April 25, 2018 – 427 REPORT. Financial institutions, corporations, and governments increasingly strive to identify and respond to risks driven by physical climate impacts. Understanding the risks posed by climate change for facilities or infrastructure assets starts with conducting a risk assessment, which requires an understanding of the physical impacts of climate change. However, climate data in its raw form is difficult to integrate into enterprise risk management, financial risk modelling processes, and capital planning. This primer provides a brief introduction to climate models and data from a business or government perspective.
The first of several reports explaining the data and climate hazards analyzed in Four Twenty Seven’s equity risk scores and portfolio analytics, Using Climate Data unpacks the process through which raw climate data is transformed into usable metrics, such as future temperature projections, to help financial, corporate and government users productively incorporate climate-based analytics into their workflows. Beginning by explaining what a global climate model is, the report explains climate data’s format, computational choices to hedge uncertainty and resources for aggregated climate projections tailored to specific audiences.

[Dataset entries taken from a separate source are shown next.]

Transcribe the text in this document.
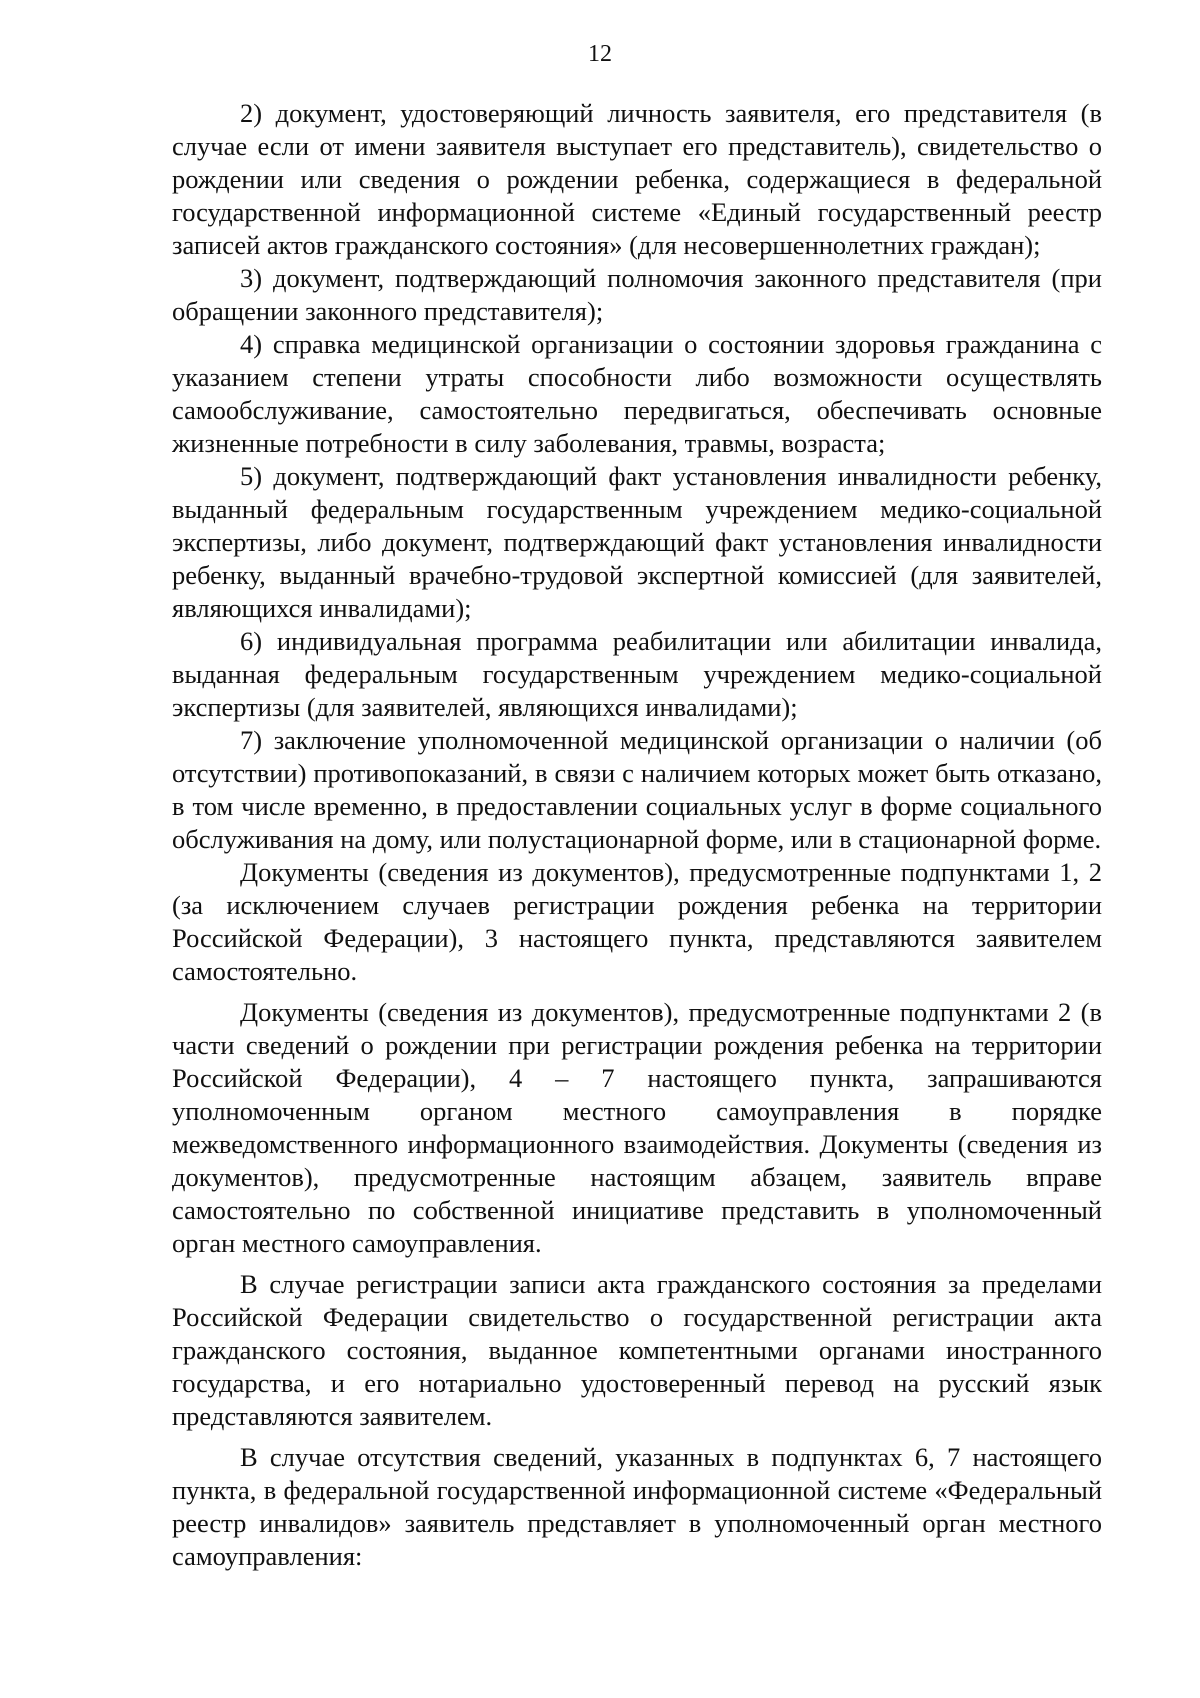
12

2) документ, удостоверяющий личность заявителя, его представителя (в случае если от имени заявителя выступает его представитель), свидетельство о рождении или сведения о рождении ребенка, содержащиеся в федеральной государственной информационной системе «Единый государственный реестр записей актов гражданского состояния» (для несовершеннолетних граждан);

3) документ, подтверждающий полномочия законного представителя (при обращении законного представителя);

4) справка медицинской организации о состоянии здоровья гражданина с указанием степени утраты способности либо возможности осуществлять самообслуживание, самостоятельно передвигаться, обеспечивать основные жизненные потребности в силу заболевания, травмы, возраста;

5) документ, подтверждающий факт установления инвалидности ребенку, выданный федеральным государственным учреждением медико-социальной экспертизы, либо документ, подтверждающий факт установления инвалидности ребенку, выданный врачебно-трудовой экспертной комиссией (для заявителей, являющихся инвалидами);

6) индивидуальная программа реабилитации или абилитации инвалида, выданная федеральным государственным учреждением медико-социальной экспертизы (для заявителей, являющихся инвалидами);

7) заключение уполномоченной медицинской организации о наличии (об отсутствии) противопоказаний, в связи с наличием которых может быть отказано, в том числе временно, в предоставлении социальных услуг в форме социального обслуживания на дому, или полустационарной форме, или в стационарной форме.

Документы (сведения из документов), предусмотренные подпунктами 1, 2 (за исключением случаев регистрации рождения ребенка на территории Российской Федерации), 3 настоящего пункта, представляются заявителем самостоятельно.

Документы (сведения из документов), предусмотренные подпунктами 2 (в части сведений о рождении при регистрации рождения ребенка на территории Российской Федерации), 4 – 7 настоящего пункта, запрашиваются уполномоченным органом местного самоуправления в порядке межведомственного информационного взаимодействия. Документы (сведения из документов), предусмотренные настоящим абзацем, заявитель вправе самостоятельно по собственной инициативе представить в уполномоченный орган местного самоуправления.

В случае регистрации записи акта гражданского состояния за пределами Российской Федерации свидетельство о государственной регистрации акта гражданского состояния, выданное компетентными органами иностранного государства, и его нотариально удостоверенный перевод на русский язык представляются заявителем.

В случае отсутствия сведений, указанных в подпунктах 6, 7 настоящего пункта, в федеральной государственной информационной системе «Федеральный реестр инвалидов» заявитель представляет в уполномоченный орган местного самоуправления:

- Climate models are simulations of the Earth’s future conditions. Climate projections are based on a compilation of many models and are publicly available.
- Regional climate models and statistical downscaling improve the resolution of data produced by global climate models and are thus valuable options when projections are only needed for one location or several in the same region.
- Climate models can be used to project future trends in temperature and precipitation, but can not project discrete storms or local flooding from sea level rise, which require additional data and analysis.
- Different time horizons of climate projections have different strengths and limitations so it is important to select the data product best suited to a specific project’s goal.
- There are several drivers of uncertainty in climate models and strategies to hedge this uncertainty can help users correctly interpret and use climate projections.